Wer auf den Geschmack gekommen ist, kommt aber auch künftig nicht um den Kauf einer RTX-Grafikkarte herum. Nvidia spricht in seiner Mitteilung auch vom "ultimativen Raytracing-Erlebnis". Und weiter heißt es zu den RTX-Karten: "Sie bieten bis zu 2-3x schnellere Raytracing-Leistung bei visuell anspruchsvollen Gaming-Umgebungen als GPUs ohne dedizierte Raytracing-Kerne."

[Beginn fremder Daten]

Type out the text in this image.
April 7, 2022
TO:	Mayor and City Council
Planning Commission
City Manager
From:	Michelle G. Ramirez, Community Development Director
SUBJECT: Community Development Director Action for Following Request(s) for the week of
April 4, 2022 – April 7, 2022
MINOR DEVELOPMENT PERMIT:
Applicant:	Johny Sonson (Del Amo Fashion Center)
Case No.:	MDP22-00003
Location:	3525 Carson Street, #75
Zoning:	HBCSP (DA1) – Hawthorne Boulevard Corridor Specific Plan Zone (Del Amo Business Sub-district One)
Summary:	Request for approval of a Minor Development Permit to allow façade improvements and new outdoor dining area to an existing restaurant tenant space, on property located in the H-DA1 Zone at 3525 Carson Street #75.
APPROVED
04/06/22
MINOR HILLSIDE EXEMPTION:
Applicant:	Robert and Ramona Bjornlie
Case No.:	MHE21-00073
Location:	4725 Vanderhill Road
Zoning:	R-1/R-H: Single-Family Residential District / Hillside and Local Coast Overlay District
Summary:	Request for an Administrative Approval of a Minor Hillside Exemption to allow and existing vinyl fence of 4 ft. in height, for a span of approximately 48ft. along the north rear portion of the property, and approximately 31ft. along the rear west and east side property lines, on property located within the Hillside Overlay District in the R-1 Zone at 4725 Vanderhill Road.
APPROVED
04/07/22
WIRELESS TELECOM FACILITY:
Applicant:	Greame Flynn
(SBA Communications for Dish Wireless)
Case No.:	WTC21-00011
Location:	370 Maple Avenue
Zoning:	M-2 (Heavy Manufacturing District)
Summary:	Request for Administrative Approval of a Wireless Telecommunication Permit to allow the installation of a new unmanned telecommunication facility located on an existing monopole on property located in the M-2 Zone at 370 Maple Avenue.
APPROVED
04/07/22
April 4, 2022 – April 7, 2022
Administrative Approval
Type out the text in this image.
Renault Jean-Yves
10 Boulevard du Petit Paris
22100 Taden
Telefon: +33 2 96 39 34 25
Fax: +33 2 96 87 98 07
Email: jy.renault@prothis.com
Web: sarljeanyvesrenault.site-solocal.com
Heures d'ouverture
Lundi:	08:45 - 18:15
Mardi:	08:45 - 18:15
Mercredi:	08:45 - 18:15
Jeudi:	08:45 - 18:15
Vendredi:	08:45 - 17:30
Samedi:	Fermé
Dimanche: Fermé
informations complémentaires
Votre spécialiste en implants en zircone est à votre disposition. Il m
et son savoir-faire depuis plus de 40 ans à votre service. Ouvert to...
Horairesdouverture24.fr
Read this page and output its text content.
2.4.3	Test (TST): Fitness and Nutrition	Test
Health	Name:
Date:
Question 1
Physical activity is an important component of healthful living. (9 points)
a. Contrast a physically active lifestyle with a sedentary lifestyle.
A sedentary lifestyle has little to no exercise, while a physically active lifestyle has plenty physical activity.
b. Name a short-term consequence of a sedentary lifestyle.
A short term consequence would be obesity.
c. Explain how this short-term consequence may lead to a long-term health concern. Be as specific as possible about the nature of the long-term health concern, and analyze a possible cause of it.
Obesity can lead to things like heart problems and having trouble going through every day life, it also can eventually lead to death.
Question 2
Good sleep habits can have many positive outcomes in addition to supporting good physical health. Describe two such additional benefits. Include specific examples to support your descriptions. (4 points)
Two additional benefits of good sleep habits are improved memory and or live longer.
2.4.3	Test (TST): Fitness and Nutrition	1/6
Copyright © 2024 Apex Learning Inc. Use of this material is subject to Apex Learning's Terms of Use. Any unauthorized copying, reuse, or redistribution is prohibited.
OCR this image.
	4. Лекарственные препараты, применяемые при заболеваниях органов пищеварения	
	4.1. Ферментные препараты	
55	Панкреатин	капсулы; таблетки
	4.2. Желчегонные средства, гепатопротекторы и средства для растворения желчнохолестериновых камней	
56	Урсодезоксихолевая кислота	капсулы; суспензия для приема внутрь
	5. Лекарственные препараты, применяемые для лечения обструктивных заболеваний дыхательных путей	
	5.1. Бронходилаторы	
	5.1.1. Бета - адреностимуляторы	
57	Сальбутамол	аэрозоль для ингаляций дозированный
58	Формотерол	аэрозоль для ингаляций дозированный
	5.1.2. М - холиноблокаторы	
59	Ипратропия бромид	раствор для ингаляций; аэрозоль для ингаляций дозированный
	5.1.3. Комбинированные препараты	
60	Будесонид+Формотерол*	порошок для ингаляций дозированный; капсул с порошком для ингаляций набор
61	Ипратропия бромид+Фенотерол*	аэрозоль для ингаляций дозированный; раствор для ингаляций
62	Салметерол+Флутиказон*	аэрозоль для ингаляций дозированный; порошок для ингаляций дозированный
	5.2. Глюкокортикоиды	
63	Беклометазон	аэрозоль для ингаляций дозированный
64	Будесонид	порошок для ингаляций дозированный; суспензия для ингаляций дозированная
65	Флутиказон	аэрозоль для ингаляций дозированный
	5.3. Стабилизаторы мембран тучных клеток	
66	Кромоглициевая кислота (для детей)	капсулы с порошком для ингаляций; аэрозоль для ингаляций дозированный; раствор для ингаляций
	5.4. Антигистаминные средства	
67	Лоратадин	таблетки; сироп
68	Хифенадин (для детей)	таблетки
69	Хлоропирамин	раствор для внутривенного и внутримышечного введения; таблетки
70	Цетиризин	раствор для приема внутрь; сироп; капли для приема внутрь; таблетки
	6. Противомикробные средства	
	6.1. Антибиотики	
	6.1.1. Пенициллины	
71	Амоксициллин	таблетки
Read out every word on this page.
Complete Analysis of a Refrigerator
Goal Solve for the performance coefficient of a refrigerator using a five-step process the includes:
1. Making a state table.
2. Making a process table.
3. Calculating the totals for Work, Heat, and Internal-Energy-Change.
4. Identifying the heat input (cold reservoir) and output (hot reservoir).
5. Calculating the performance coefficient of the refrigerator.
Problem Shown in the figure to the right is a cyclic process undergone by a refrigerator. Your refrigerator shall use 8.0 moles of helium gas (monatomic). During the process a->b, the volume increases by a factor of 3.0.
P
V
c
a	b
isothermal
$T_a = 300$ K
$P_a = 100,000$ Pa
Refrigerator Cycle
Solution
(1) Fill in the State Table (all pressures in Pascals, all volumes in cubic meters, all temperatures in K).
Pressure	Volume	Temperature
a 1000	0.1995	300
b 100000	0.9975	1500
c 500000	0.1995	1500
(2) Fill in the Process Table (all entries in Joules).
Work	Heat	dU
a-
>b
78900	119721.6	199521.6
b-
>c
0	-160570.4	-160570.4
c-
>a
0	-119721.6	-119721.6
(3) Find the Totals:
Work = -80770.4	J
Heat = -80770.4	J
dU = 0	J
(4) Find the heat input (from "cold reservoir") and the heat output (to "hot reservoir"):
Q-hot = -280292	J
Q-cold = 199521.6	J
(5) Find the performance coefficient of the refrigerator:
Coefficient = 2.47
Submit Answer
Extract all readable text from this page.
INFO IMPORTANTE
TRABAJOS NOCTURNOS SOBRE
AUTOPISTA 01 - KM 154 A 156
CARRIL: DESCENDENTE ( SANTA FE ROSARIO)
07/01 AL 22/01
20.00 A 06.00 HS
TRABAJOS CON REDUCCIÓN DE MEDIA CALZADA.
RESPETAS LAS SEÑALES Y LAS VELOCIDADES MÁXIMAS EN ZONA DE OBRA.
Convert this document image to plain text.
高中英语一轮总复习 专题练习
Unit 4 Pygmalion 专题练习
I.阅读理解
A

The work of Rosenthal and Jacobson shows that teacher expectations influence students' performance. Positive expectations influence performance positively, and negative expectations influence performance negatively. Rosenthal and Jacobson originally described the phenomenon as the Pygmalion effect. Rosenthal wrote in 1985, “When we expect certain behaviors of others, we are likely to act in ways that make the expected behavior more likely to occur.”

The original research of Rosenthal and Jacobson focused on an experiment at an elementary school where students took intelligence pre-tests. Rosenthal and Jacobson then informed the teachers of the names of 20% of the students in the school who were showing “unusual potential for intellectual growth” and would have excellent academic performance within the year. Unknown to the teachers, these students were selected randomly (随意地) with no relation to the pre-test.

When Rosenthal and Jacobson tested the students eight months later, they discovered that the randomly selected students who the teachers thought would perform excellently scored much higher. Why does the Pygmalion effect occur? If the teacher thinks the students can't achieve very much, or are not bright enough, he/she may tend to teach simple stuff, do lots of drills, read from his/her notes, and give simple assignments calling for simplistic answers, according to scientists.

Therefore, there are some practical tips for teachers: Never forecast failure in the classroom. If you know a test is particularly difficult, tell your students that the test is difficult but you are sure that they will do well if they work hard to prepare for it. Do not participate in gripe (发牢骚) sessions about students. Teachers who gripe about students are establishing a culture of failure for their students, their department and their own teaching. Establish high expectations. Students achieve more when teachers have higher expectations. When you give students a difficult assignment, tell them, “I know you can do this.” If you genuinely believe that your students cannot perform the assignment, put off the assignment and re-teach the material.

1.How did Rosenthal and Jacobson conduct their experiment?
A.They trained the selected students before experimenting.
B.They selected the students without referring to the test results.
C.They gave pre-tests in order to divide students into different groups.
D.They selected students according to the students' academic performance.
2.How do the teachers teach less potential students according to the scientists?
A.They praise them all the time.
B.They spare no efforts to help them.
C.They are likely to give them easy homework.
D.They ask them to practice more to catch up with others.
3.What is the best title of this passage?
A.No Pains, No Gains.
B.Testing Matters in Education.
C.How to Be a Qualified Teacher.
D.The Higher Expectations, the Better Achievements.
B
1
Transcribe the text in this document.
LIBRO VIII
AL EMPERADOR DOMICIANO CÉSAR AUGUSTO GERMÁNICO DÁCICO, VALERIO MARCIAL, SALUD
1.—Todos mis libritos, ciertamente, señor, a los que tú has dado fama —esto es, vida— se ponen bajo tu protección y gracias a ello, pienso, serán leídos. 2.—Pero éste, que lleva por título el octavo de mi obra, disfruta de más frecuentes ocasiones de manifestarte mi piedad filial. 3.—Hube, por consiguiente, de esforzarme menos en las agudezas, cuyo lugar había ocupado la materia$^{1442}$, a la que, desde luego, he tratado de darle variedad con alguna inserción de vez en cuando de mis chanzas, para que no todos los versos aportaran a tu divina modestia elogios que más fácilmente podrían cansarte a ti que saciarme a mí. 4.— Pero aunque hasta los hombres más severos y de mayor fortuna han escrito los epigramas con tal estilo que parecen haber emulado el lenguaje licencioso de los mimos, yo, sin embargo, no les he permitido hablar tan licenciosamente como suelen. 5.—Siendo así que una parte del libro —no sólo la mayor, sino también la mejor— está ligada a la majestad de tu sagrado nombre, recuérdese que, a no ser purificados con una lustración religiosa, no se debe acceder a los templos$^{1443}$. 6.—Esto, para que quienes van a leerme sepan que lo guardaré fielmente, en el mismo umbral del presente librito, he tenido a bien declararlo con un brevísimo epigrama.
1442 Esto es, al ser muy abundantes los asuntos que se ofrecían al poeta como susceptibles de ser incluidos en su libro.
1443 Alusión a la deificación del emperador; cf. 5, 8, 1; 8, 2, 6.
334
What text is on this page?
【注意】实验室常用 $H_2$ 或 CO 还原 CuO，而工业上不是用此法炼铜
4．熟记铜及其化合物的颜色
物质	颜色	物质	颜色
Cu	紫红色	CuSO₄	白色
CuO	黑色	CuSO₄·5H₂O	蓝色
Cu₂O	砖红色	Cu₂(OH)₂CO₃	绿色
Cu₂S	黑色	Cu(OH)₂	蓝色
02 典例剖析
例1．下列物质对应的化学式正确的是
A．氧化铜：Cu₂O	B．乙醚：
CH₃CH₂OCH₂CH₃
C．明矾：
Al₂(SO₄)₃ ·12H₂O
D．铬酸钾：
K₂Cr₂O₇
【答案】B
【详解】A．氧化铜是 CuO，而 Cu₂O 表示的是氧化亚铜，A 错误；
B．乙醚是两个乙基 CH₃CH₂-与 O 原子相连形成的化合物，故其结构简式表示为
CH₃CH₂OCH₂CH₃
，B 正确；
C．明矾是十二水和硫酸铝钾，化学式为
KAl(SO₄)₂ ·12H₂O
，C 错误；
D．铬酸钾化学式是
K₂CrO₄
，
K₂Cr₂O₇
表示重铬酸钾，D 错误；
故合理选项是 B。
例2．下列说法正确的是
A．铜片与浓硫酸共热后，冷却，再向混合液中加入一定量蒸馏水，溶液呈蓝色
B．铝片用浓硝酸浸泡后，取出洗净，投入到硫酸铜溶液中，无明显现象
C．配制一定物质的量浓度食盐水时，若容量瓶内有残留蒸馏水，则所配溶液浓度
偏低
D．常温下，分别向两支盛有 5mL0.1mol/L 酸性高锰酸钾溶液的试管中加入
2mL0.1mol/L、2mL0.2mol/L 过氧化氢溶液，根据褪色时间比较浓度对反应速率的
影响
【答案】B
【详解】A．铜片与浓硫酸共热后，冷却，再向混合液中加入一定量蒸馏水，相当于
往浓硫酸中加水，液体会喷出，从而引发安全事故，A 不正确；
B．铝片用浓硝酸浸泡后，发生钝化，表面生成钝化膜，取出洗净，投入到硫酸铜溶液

Hinzu kommt, dass die Nvidia-Technologie Deep Learning Super Samping (DLSS) für die Kantenglättung auch weiterhin nur in Verbindung mit RTX-Grafikkarten genutzt werden kann, weil diese Technik die Tensor-Kerne benötigt.

Nur ein Test kann allerdings zeigen, wie spielbar die Games mit aktiviertem Echtzeit-Raytracing auf einer GTX-Grafikkarte selbst mit niedrigen Einstellungen tatsächlich sind.